David Evan Thomas, composer


Thrum (2002) 4 guitars 17'
Commissioned by the Jerome Foundation for the Minneapolis Guitar Quartet.
Premiere—2002, by the Minneapolis Guitar Quartet, Minneapolis, MN.

Program Note

Poet Donald Hall writes of finding a box of scraps in the attic with the label “string too short to be saved.” The title of this work plays with the thrumming sound a guitar inevitably makes, but also with the notion of string as a bit of thrum. I had in mind the process of weaving bits together to make a sturdy but colorful fabric.

I am not a guitarist. But in my exploration of the instrument over several solo and chamber works I found that comfortable hand positions lead to sweet harmonies. Thrum reflects that relaxed harmonic language. A quartet of guitars has a unified sound, like a big, 24-string instrument. But I was equally interested in creating a concertante work, with opportunities for individual display, and the repartee of opposing groups.

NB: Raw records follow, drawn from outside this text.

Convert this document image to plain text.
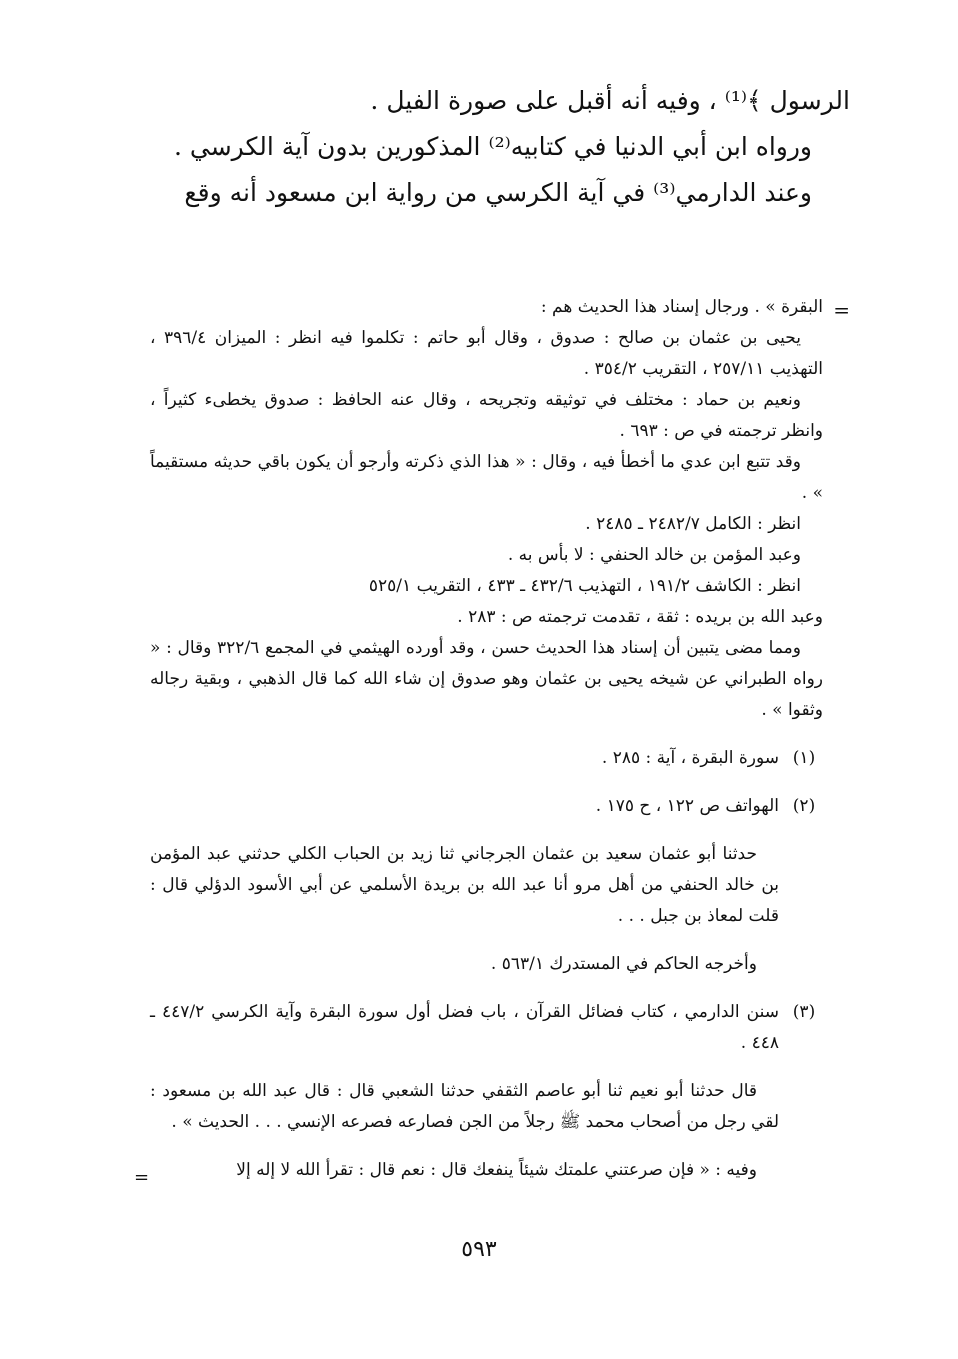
الرسول ﴾⁽¹⁾ ، وفيه أنه أقبل على صورة الفيل .

ورواه ابن أبي الدنيا في كتابيه⁽²⁾ المذكورين بدون آية الكرسي .

وعند الدارمي⁽³⁾ في آية الكرسي من رواية ابن مسعود أنه وقع

=

البقرة » . ورجال إسناد هذا الحديث هم :

يحيى بن عثمان بن صالح : صدوق ، وقال أبو حاتم : تكلموا فيه انظر : الميزان ٣٩٦/٤ ، التهذيب ٢٥٧/١١ ، التقريب ٣٥٤/٢ .

ونعيم بن حماد : مختلف في توثيقه وتجريحه ، وقال عنه الحافظ : صدوق يخطىء كثيراً ، وانظر ترجمته في ص : ٦٩٣ .

وقد تتبع ابن عدي ما أخطأ فيه ، وقال : « هذا الذي ذكرته وأرجو أن يكون باقي حديثه مستقيماً » .

انظر : الكامل ٢٤٨٢/٧ ـ ٢٤٨٥ .

وعبد المؤمن بن خالد الحنفي : لا بأس به .

انظر : الكاشف ١٩١/٢ ، التهذيب ٤٣٢/٦ ـ ٤٣٣ ، التقريب ٥٢٥/١

وعبد الله بن بريده : ثقة ، تقدمت ترجمته ص : ٢٨٣ .

ومما مضى يتبين أن إسناد هذا الحديث حسن ، وقد أورده الهيثمي في المجمع ٣٢٢/٦ وقال : « رواه الطبراني عن شيخه يحيى بن عثمان وهو صدوق إن شاء الله كما قال الذهبي ، وبقية رجاله وثقوا » .

(١)

سورة البقرة ، آية : ٢٨٥ .

(٢)

الهواتف ص ١٢٢ ، ح ١٧٥ .

حدثنا أبو عثمان سعيد بن عثمان الجرجاني ثنا زيد بن الحباب الكلي حدثني عبد المؤمن بن خالد الحنفي من أهل مرو أنا عبد الله بن بريدة الأسلمي عن أبي الأسود الدؤلي قال : قلت لمعاذ بن جبل . . .

وأخرجه الحاكم في المستدرك ٥٦٣/١ .

(٣)

سنن الدارمي ، كتاب فضائل القرآن ، باب فضل أول سورة البقرة وآية الكرسي ٤٤٧/٢ ـ ٤٤٨ .

قال حدثنا أبو نعيم ثنا أبو عاصم الثقفي حدثنا الشعبي قال : قال عبد الله بن مسعود : لقي رجل من أصحاب محمد ﷺ رجلاً من الجن فصارعه فصرعه الإنسي . . . الحديث » .

وفيه : « فإن صرعتني علمتك شيئاً ينفعك قال : نعم قال : تقرأ الله لا إله إلا

=
٥٩٣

After a brief and lyrical introduction, a perky theme proposes a buoyant concerto movement, with figurative episodes in between statements. In time, there is a second, more lyrical theme, later the principal theme in longer notes, and finally the two themes together.

The slow movement is part philosophy lesson, part stroll to a garden of little bells, where the first notes of the work are recalled, as if in memory. The recessional is leisurely. On the way out of the garden, a developing motive suggests a subject for the final movement's fugue. A vigorous coda reconciles the guitar's melodic and chordal natures.

Thrum was commissioned by The Jerome Foundation for the Minneapolis Guitar Quartet, and was premiered by that ensemble in April, 2002 in Minneapolis, Minnesota. The performers were Alan Johnston, Joseph Hagedorn, O. Nicholas Raths and David Crittenden.